The XPoSat team has identified several tens of sources radiating X-rays.

XPoSat will observe two kinds of sources — persistent sources (targeted and known sources) and transient sources (pulsars, active galactic nuclei, magnetars).

Out in space, X-rays get polarised due to multiple causes.

For example, X-rays when subject to strong magnetic fields or due to the interactions with material present around black holes. So, by studying the polarised X-rays emanating from excellent sources like magnetars, black holes and their surrounding environments, and neutron stars, scientists can probe the nature of the radiations and the multitudes of processes involved in the generation of these radiations.

POLIX will undertake important measurements like the degree and angle of polarisation of X-ray photons from the environment surrounding black holes, neutron stars, and other such cosmic entities.

These two additional parameters, along with the spectrographic, timing and imaging data, will aid researchers to overall improve the present understanding of the celestial bodies and ultimately unravel some of the unknown mysteries of the Universe.

Need for the study of Polarisation of X-rays:

X-rays comprise electric and magnetic waves that are constantly in motion. Being sinusoidal waves, they do not follow a patterned direction of motion.

Whereas, a polarised X-ray is both organised and has two waves vibrating in the same direction.

When magnetars or black holes emit X-rays, they encounter a wide variety of materials in the Universe.

As X-rays pass through the thick cloud of materials, the electric component of the X-ray emits a photon in a changed direction, as it has now undergone scattering.

In the process, the new photon has got polarised in a direction perpendicular to the plane formed between the original and scattered photon.

The polarisation measurements – angular and degree of polarisation – are believed to provide clues about the bright X-ray emitting sources the nature of these radiations and the complex process they undergo.

XPoSat compare with X-ray experiments or missions globally:

Missions on X-ray polarisation measurements have been a handful, the world over.
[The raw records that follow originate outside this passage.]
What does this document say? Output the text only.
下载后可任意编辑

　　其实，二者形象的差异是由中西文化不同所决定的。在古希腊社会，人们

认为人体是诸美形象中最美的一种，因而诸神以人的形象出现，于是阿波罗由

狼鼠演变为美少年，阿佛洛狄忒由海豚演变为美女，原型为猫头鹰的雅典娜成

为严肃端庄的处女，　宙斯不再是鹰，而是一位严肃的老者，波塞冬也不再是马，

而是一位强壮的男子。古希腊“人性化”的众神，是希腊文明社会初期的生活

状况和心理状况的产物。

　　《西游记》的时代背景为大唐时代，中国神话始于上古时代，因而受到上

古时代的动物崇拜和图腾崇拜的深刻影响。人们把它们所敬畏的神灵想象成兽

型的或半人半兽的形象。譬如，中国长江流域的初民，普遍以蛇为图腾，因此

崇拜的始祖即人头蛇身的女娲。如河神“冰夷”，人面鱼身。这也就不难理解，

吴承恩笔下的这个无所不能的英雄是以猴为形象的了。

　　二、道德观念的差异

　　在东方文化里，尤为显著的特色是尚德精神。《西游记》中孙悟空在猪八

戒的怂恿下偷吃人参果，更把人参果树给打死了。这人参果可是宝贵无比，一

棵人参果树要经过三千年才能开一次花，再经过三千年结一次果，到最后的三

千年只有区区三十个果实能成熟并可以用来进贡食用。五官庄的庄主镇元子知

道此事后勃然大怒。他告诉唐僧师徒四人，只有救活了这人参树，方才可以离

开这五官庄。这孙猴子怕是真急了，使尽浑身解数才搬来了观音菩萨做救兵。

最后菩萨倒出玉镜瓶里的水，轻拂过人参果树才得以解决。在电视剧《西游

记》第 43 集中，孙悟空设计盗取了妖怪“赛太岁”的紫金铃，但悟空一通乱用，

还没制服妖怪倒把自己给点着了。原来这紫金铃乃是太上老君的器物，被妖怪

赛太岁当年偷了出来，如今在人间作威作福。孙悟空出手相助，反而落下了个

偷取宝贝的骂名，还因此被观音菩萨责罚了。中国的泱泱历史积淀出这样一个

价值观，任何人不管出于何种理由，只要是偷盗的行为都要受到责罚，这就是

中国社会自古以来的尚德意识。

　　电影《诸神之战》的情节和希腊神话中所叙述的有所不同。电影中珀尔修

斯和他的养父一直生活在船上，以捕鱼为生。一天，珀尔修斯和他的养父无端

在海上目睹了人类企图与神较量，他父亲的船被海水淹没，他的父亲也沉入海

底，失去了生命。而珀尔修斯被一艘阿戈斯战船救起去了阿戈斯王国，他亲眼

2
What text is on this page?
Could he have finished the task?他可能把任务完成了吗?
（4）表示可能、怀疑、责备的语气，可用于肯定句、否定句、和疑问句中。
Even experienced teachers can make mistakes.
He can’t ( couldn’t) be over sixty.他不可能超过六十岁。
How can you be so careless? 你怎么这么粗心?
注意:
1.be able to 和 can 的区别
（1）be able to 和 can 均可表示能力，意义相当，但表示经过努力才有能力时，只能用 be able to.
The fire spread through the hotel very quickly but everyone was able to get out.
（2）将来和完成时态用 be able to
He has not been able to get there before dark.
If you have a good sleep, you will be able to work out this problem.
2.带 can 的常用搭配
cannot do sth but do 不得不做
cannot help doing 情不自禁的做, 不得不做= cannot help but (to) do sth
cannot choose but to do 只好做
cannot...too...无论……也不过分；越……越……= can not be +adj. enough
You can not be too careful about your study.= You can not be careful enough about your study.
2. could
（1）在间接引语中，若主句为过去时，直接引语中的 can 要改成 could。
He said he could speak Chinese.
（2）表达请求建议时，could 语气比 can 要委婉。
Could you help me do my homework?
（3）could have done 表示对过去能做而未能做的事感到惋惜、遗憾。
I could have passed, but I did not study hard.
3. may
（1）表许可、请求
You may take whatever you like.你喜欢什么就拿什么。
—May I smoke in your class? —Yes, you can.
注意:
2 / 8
Some like HX-POL and XL-Calibur have been balloon-based and short-duration experiments by NASA and collaborators.

Indian astronomers, using AstroSat – India’s first astronomy-based space missions launched in September 2015 — performed timing and broadband spectroscopy of X-ray sources but no polarisation studies were performed.

The lack of development of highly sensitive and precise instruments makes missions for polarisation measurements of X-rays extremely challenging, thus fewer missions have been attempted so far.

In 2021, NASA launched Imaging X-ray Polarimetry Explorer (IXPE). It has been designed to operate and perform X-ray polarisation measurements within the soft X-ray band (2 to 8 keV energy band).

Besides complementing IXPE, XPoSat’s payload POLIX will offer an expanded observational energy band, as it is designated to perform X-ray polarisation in the medium X-ray band (8 to 30keV).